The ICON Administrative team, is responsible for monitoring ICON disk use. If disk space runs low, one of the following actions may be taken to alleviate the problem:
- Perform an audit of ICON disk use to determine if there are large files that can be moved onto other centrally-supported services (or the LOR). If there are:
- contact the course instructor and suggest the move;
- work with other OTLT staff, as needed, to facilitate the move of the data with minimal disruption to the instructor or students.
- Determine if there are any ICON course sites that can be removed from the system. If there are, the removal of those sites should follow processes laid out in the Archival and Backup section of this document.
- If the above remedies fail to address the problem, the ICON Administrative Team will work with the vendor to provide additional storage.
Disaster recovery for ICON will conform to the institutional Backup and Recovery policy found on the CIO’s web site at https://itsecurity.uiowa.edu/policy-backup-recovery.
ICON course designers are strongly encouraged to keep local copies of as much of their course content as possible to facilitate system recovery in the event of a disaster that causes loss of course site data. Additionally, the vendor will regularly back up ICON data to facilitate recovery in the case of complete system failure.
Contact the Campus Administrator for details of the backup and recovery conventions for ICON.
Policy Gap: The Course Lifetime conventions presented here are provided in lieu of a University of Iowa policy. This document will be revised to adhere to such a policy when it is created. See the Archival and Backup section for additional information on data persistence responsibilities.

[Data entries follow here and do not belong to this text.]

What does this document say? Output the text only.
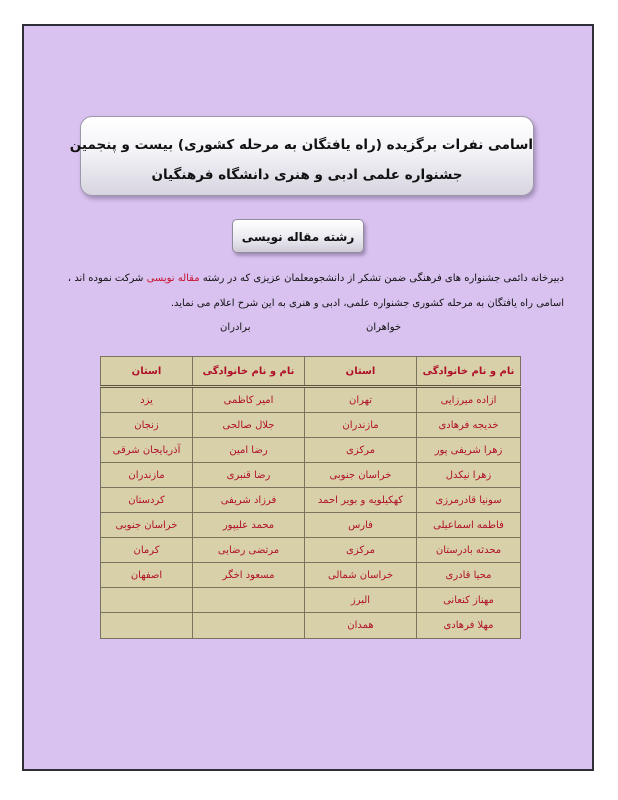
اسامی نفرات برگزیده (راه یافتگان به مرحله کشوری) بیست و پنجمین
جشنواره علمی ادبی و هنری دانشگاه فرهنگیان
رشته مقاله نویسی
دبیرخانه دائمی جشنواره های فرهنگی ضمن تشکر از دانشجومعلمان عزیزی که در رشته مقاله نویسی شرکت نموده اند ، اسامی راه یافتگان به مرحله کشوری جشنواره علمی، ادبی و هنری به این شرح اعلام می نماید.
خواهران
برادران
نام و نام خانوادگی	استان	نام و نام خانوادگی	استان
ازاده میرزایی	تهران	امیر کاظمی	یزد
خدیجه فرهادی	مازندران	جلال صالحی	زنجان
زهرا شریفی پور	مرکزی	رضا امین	آذربایجان شرقی
زهرا نیکدل	خراسان جنوبی	رضا قنبری	مازندران
سونیا قادرمرزی	کهکیلویه و بویر احمد	فرزاد شریفی	کردستان
فاطمه اسماعیلی	فارس	محمد علیپور	خراسان جنوبی
محدثه بادرستان	مرکزی	مرتضی رضایی	کرمان
محیا قادری	خراسان شمالی	مسعود اخگر	اصفهان
مهناز کنعانی	البرز		
مهلا فرهادی	همدان		
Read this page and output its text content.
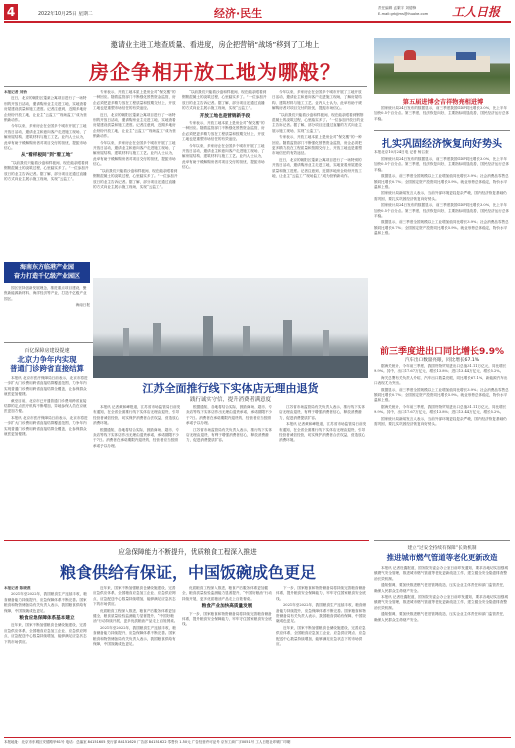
4	2022年10月25日 星期二	经济·民生	责任编辑 孟繁宇 刘德锋
E-mail:grbjjms@ihuoke.com 工人日报
邀请业主进工地查质量、看进度，房企把营销“战场”移到了工地上
房企争相开放工地为哪般？

本报记者 刘怡

近日，北京的朝阳区蓬莱公寓项目进行了一场特别的开放日活动，邀请购房业主走进工地，实地查看房屋建设质量和施工进度。记者注意到，近期多地房企纷纷开放工地，让业主“云监工”“现场监工”成为营销新动作。

今年以来，多家房企在全国多个城市开展了工地开放日活动，邀请业主和意向客户走进施工现场，了解房屋结构、建筑材料与施工工艺。业内人士认为，此举有助于缓解购房者对项目交付的担忧，提振市场信心。

从“看样板间”到“看工地”

“以前我们只能看沙盘和样板间，现在能亲眼看到钢筋混凝土的浇筑过程，心里踏实多了。”一位参加开放日的业主告诉记者。据了解，部分项目还通过直播的方式向业主展示施工现场，实现“云监工”。

专家表示，开放工地本质上是房企对“保交楼”的一种回应。随着监管部门不断强化预售资金监管，房企必须把更多精力放在工程质量和按期交付上，开放工地也是重塑市场信任的有效途径。

近日，北京的朝阳区蓬莱公寓项目进行了一场特别的开放日活动，邀请购房业主走进工地，实地查看房屋建设质量和施工进度。记者注意到，近期多地房企纷纷开放工地，让业主“云监工”“现场监工”成为营销新动作。

今年以来，多家房企在全国多个城市开展了工地开放日活动，邀请业主和意向客户走进施工现场，了解房屋结构、建筑材料与施工工艺。业内人士认为，此举有助于缓解购房者对项目交付的担忧，提振市场信心。

“以前我们只能看沙盘和样板间，现在能亲眼看到钢筋混凝土的浇筑过程，心里踏实多了。”一位参加开放日的业主告诉记者。据了解，部分项目还通过直播的方式向业主展示施工现场，实现“云监工”。

“以前我们只能看沙盘和样板间，现在能亲眼看到钢筋混凝土的浇筑过程，心里踏实多了。”一位参加开放日的业主告诉记者。据了解，部分项目还通过直播的方式向业主展示施工现场，实现“云监工”。

开放工地也是营销新手段

专家表示，开放工地本质上是房企对“保交楼”的一种回应。随着监管部门不断强化预售资金监管，房企必须把更多精力放在工程质量和按期交付上，开放工地也是重塑市场信任的有效途径。

今年以来，多家房企在全国多个城市开展了工地开放日活动，邀请业主和意向客户走进施工现场，了解房屋结构、建筑材料与施工工艺。业内人士认为，此举有助于缓解购房者对项目交付的担忧，提振市场信心。

今年以来，多家房企在全国多个城市开展了工地开放日活动，邀请业主和意向客户走进施工现场，了解房屋结构、建筑材料与施工工艺。业内人士认为，此举有助于缓解购房者对项目交付的担忧，提振市场信心。

“以前我们只能看沙盘和样板间，现在能亲眼看到钢筋混凝土的浇筑过程，心里踏实多了。”一位参加开放日的业主告诉记者。据了解，部分项目还通过直播的方式向业主展示施工现场，实现“云监工”。

专家表示，开放工地本质上是房企对“保交楼”的一种回应。随着监管部门不断强化预售资金监管，房企必须把更多精力放在工程质量和按期交付上，开放工地也是重塑市场信任的有效途径。

近日，北京的朝阳区蓬莱公寓项目进行了一场特别的开放日活动，邀请购房业主走进工地，实地查看房屋建设质量和施工进度。记者注意到，近期多地房企纷纷开放工地，让业主“云监工”“现场监工”成为营销新动作。

第五届进博会吉祥物亮相进博

国家统计局24日发布的数据显示，前三季度我国GDP同比增长3.0%，比上半年加快0.5个百分点。第三季度，经济恢复向好，主要指标明显改善，国民经济运行总体平稳。

扎实巩固经济恢复向好势头

本报北京10月24日电 记者 杨召奎

国家统计局24日发布的数据显示，前三季度我国GDP同比增长3.0%，比上半年加快0.5个百分点。第三季度，经济恢复向好，主要指标明显改善，国民经济运行总体平稳。

数据显示，前三季度全国规模以上工业增加值同比增长3.9%；社会消费品零售总额同比增长0.7%；全国固定资产投资同比增长5.9%。就业形势总体稳定，物价水平温和上涨。

国家统计局新闻发言人表示，当前外部环境更趋复杂严峻，国内经济恢复基础仍需巩固，要扎实巩固经济恢复向好势头。

国家统计局24日发布的数据显示，前三季度我国GDP同比增长3.0%，比上半年加快0.5个百分点。第三季度，经济恢复向好，主要指标明显改善，国民经济运行总体平稳。

数据显示，前三季度全国规模以上工业增加值同比增长3.9%；社会消费品零售总额同比增长0.7%；全国固定资产投资同比增长5.9%。就业形势总体稳定，物价水平温和上涨。

前三季度进出口同比增长9.9%
汽车出口数量亮眼，同比增长67.1%

据海关统计，今年前三季度，我国货物贸易进出口总值31.11万亿元，同比增长9.9%。其中，出口17.67万亿元，增长13.8%；进口13.44万亿元，增长5.2%。

海关总署有关负责人介绍，汽车出口数量亮眼，同比增长67.1%，新能源汽车出口表现尤为突出。

数据显示，前三季度全国规模以上工业增加值同比增长3.9%；社会消费品零售总额同比增长0.7%；全国固定资产投资同比增长5.9%。就业形势总体稳定，物价水平温和上涨。

据海关统计，今年前三季度，我国货物贸易进出口总值31.11万亿元，同比增长9.9%。其中，出口17.67万亿元，增长13.8%；进口13.44万亿元，增长5.2%。

国家统计局新闻发言人表示，当前外部环境更趋复杂严峻，国内经济恢复基础仍需巩固，要扎实巩固经济恢复向好势头。

海南东方临港产业园
奋力打造千亿级产业园区

园区坚持创新发展理念，推进重点项目建设，聚焦新能源新材料、海洋经济等产业，打造千亿级产业园区。

海南日报

百亿保障房建设提速
北京力争年内实现
普通门诊跨省直接结算

本报讯 北京市医疗保障局日前表示，北京市将进一步扩大门诊费用跨省直接结算覆盖范围，力争年内实现普通门诊费用跨省直接结算全覆盖，让参保群众就医更加便捷。

截至目前，北京市已开通普通门诊费用跨省直接结算的定点医疗机构不断增加，异地参保人员在京就医更加方便。

本报讯 北京市医疗保障局日前表示，北京市将进一步扩大门诊费用跨省直接结算覆盖范围，力争年内实现普通门诊费用跨省直接结算全覆盖，让参保群众就医更加便捷。

江苏全面推行线下实体店无理由退货
践行诚实守信，提升消费者满意度

本报讯 记者黄和峰报道，江苏省市场监管局日前发布通知，在全省全面推行线下实体店无理由退货，引导经营者诚信经营，切实保护消费者合法权益，营造放心消费环境。

根据通知，各地将结合实际，鼓励商场、超市、专卖店等线下实体店作出无理由退货承诺，承诺期限不少于7日。消费者在承诺期限内退货的，经营者应当按照承诺予以办理。

根据通知，各地将结合实际，鼓励商场、超市、专卖店等线下实体店作出无理由退货承诺，承诺期限不少于7日。消费者在承诺期限内退货的，经营者应当按照承诺予以办理。

江苏省市场监管局有关负责人表示，推行线下实体店无理由退货，有利于增强消费者信心，释放消费潜力，促进消费提质扩容。

江苏省市场监管局有关负责人表示，推行线下实体店无理由退货，有利于增强消费者信心，释放消费潜力，促进消费提质扩容。

本报讯 记者黄和峰报道，江苏省市场监管局日前发布通知，在全省全面推行线下实体店无理由退货，引导经营者诚信经营，切实保护消费者合法权益，营造放心消费环境。

应急保障能力不断提升，优质粮食工程深入推进
粮食供给有保证，中国饭碗成色更足

本报记者 陈晓燕

2021年至2022年，我国粮食生产连续丰收，粮食储备能力持续提升，应急保障体系不断完善。国家粮食和物资储备局有关负责人表示，我国粮食供给有保障，中国饭碗成色更足。

粮食应急保障体系基本建立

近年来，国家不断加强粮食仓储设施建设，完善应急供应体系，全国粮食应急加工企业、应急供应网点、应急配送中心数量持续增加，能够满足应急状态下的市场供应。

近年来，国家不断加强粮食仓储设施建设，完善应急供应体系，全国粮食应急加工企业、应急供应网点、应急配送中心数量持续增加，能够满足应急状态下的市场供应。

优质粮食工程深入推进，粮食产后服务体系更加健全，粮食质量检验监测能力显著提升，“中国好粮油”行动持续开展，更多优质粮油产品走上百姓餐桌。

2021年至2022年，我国粮食生产连续丰收，粮食储备能力持续提升，应急保障体系不断完善。国家粮食和物资储备局有关负责人表示，我国粮食供给有保障，中国饭碗成色更足。

优质粮食工程深入推进，粮食产后服务体系更加健全，粮食质量检验监测能力显著提升，“中国好粮油”行动持续开展，更多优质粮油产品走上百姓餐桌。

粮食产业加快高质量发展

下一步，国家粮食和物资储备局将持续完善粮食储备体系，提升粮食安全保障能力，牢牢守住国家粮食安全底线。

下一步，国家粮食和物资储备局将持续完善粮食储备体系，提升粮食安全保障能力，牢牢守住国家粮食安全底线。

2021年至2022年，我国粮食生产连续丰收，粮食储备能力持续提升，应急保障体系不断完善。国家粮食和物资储备局有关负责人表示，我国粮食供给有保障，中国饭碗成色更足。

近年来，国家不断加强粮食仓储设施建设，完善应急供应体系，全国粮食应急加工企业、应急供应网点、应急配送中心数量持续增加，能够满足应急状态下的市场供应。

建立“过安全持续有保障”长效机制
推进城市燃气管道等老化更新改造

本报讯 记者杜鑫报道，国务院安委会办公室日前印发通知，要求各地切实加强城镇燃气安全管理，推进城市燃气管道等老化更新改造工作，建立健全安全隐患排查整治长效机制。

通知强调，要加快推进燃气老旧管网改造，压实企业主体责任和部门监管责任，确保人民群众生命财产安全。

本报讯 记者杜鑫报道，国务院安委会办公室日前印发通知，要求各地切实加强城镇燃气安全管理，推进城市燃气管道等老化更新改造工作，建立健全安全隐患排查整治长效机制。

通知强调，要加快推进燃气老旧管网改造，压实企业主体责任和部门监管责任，确保人民群众生命财产安全。

本报地址：北京市东城区安德路甲61号 电话：总编室 84151605 发行部 84151620 广告部 84151622 零售价 1.50元 广告经营许可证号 京东工商广字0051号 工人日报社印刷厂印刷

Definition: Course re-offering is the process of creating a new instance of a course for a new set of students students. The new instance of the course site is created, either by request or through an automated process (see Integration for details). Then, using ICON’s course-editing tools from within the new course site, the instructor copies some or all components from the previous instance of the course site.
If technically possible, a retired course may also be re-offered. The University of Iowa instructor requests the restoration of the course into ICON. Once the course has been restored to the server, the instructor.
Instructors can control how and when their courses are available to students by adjusting settings within the course. Visit https://its.uiowa.edu/support/article/107456#Course for details on how to control student access to your course.
Definition: The process of retiring an ICON course site includes making a copy of the course site data and removing the site from the system.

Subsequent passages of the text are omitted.